Die Schneeschicht lässt nur vermuten, dass das Eis auf dem Engelbecken dicker wird. Anfang der zweiten Februarwoche machen die ersten Jugendlichen Schritte auf die Schneefläche und testen die Tragfähigkeit.
Schon am nächsten Tag wird von ihnen ein Eishockeyquadrat mit Schneeschiebern freigelegt. Jetzt trauen sich auch ältere Anwohner und Eltern mit ihren Kindern aufs Eis.
Jahrelang ging das nicht, weil kein andauerndes Frostwetter geherrscht hatte. Doch jetzt fassen viele Leute Mut, weil fast die gesamte Wasserfläche eine tragende Fläche bildet und nur ein 2 Meter-Wasserloch vom Schwanenpaar besetzt und verteidigt wird.
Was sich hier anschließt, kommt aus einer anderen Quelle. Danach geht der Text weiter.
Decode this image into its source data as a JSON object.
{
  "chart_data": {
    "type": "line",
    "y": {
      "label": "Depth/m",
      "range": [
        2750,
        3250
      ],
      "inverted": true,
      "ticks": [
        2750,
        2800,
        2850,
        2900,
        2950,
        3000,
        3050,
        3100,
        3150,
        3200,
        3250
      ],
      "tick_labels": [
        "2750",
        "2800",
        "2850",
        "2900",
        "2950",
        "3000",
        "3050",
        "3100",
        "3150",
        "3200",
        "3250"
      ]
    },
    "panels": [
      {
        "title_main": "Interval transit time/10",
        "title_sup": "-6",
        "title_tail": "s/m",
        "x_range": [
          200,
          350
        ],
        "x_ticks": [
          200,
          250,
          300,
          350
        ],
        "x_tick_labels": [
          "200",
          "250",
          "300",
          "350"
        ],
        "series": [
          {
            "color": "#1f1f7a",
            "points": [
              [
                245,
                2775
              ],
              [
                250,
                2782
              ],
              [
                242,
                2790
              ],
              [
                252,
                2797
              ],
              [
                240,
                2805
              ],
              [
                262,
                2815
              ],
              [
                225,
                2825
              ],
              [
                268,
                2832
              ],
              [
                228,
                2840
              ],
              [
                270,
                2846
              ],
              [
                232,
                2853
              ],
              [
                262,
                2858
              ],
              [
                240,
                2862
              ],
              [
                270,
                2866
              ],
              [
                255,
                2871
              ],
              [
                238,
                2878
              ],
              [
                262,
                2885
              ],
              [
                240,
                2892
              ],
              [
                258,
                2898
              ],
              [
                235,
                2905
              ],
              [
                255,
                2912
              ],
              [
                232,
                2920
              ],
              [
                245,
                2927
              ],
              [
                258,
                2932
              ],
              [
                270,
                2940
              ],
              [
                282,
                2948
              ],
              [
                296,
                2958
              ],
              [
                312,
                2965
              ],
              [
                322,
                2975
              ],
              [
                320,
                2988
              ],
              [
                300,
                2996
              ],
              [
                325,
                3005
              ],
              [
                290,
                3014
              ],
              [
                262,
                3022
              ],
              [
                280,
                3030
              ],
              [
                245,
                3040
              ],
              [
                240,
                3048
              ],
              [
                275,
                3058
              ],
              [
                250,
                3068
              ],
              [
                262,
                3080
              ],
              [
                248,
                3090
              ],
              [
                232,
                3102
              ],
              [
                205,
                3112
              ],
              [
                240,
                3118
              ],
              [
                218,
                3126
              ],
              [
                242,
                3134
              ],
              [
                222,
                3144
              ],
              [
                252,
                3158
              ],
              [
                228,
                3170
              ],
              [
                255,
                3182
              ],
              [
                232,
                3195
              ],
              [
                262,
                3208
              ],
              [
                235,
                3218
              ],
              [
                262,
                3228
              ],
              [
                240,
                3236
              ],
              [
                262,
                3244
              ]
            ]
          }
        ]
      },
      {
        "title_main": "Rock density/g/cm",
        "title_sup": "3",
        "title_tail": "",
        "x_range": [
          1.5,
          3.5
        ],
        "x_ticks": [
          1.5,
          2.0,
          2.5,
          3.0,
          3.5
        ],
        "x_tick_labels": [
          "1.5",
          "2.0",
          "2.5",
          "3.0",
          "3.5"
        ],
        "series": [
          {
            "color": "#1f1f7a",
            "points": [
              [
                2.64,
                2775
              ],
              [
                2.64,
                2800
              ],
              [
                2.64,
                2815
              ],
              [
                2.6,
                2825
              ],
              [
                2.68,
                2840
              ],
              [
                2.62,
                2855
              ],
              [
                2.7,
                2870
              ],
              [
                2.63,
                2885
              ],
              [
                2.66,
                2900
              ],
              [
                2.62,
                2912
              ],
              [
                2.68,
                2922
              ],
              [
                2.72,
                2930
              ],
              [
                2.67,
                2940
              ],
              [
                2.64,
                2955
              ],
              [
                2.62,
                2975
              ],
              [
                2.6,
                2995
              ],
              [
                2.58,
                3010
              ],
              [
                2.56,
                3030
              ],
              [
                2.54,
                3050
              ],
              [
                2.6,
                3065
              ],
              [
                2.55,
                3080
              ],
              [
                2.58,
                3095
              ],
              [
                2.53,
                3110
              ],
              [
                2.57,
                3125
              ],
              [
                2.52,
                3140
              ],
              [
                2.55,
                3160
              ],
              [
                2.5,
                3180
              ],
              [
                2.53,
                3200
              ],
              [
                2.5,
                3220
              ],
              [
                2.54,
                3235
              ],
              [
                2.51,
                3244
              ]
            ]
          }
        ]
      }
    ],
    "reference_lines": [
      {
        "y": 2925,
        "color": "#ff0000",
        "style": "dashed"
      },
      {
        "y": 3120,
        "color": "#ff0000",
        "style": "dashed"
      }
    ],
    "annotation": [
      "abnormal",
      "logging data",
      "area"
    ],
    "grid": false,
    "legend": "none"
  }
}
Vormittags sind junge Leute mit Schlittschuhen und Eishockeyschlägern auf dem Eis und markieren ihre Spielfelder, nachmittags stören immer mehr Spaziergänger die Sportler und Eiskunstläufer.
Auf den Ufermauern kann man sich wunderbar bequem die Schlittschuhe anziehen und seine Straßenschuhe abstellen. Alles geschieht in Sichtweite, wenn nicht gerade wieder so ein lahmer Schlitten dazwischen steht und kleine Kinder Match und Bogenlauf behindern.
Bis Donnerstag geht soweit alles gut und Beobachter an den höher liegenden Straßen fotografieren das ungewöhnliche Treiben mitten in der Stadt. Denn es ist ein Ereignis geworden, in langweiliger Corona-Zeit auf zugefrorenen Teichen und Seen spazieren gehen zu können.
Und immer mehr Leute kommen bei dem strahlenden Sonnenschein und wollen auf das Eis. Geschätzt sind es weit über 100 Personen, beim genauen Auszählen auf dem Foto sogar mehr als 200. Dürfen die denn das? Viele tragen keine Masken und es drängt sich der Eindruck auf, dass die Vorsicht für junge Leute wohl nicht vordringlich ist. Wo bleibt da Karl Lauterbach, wenn man ihn schon mal gebrauchen könnte.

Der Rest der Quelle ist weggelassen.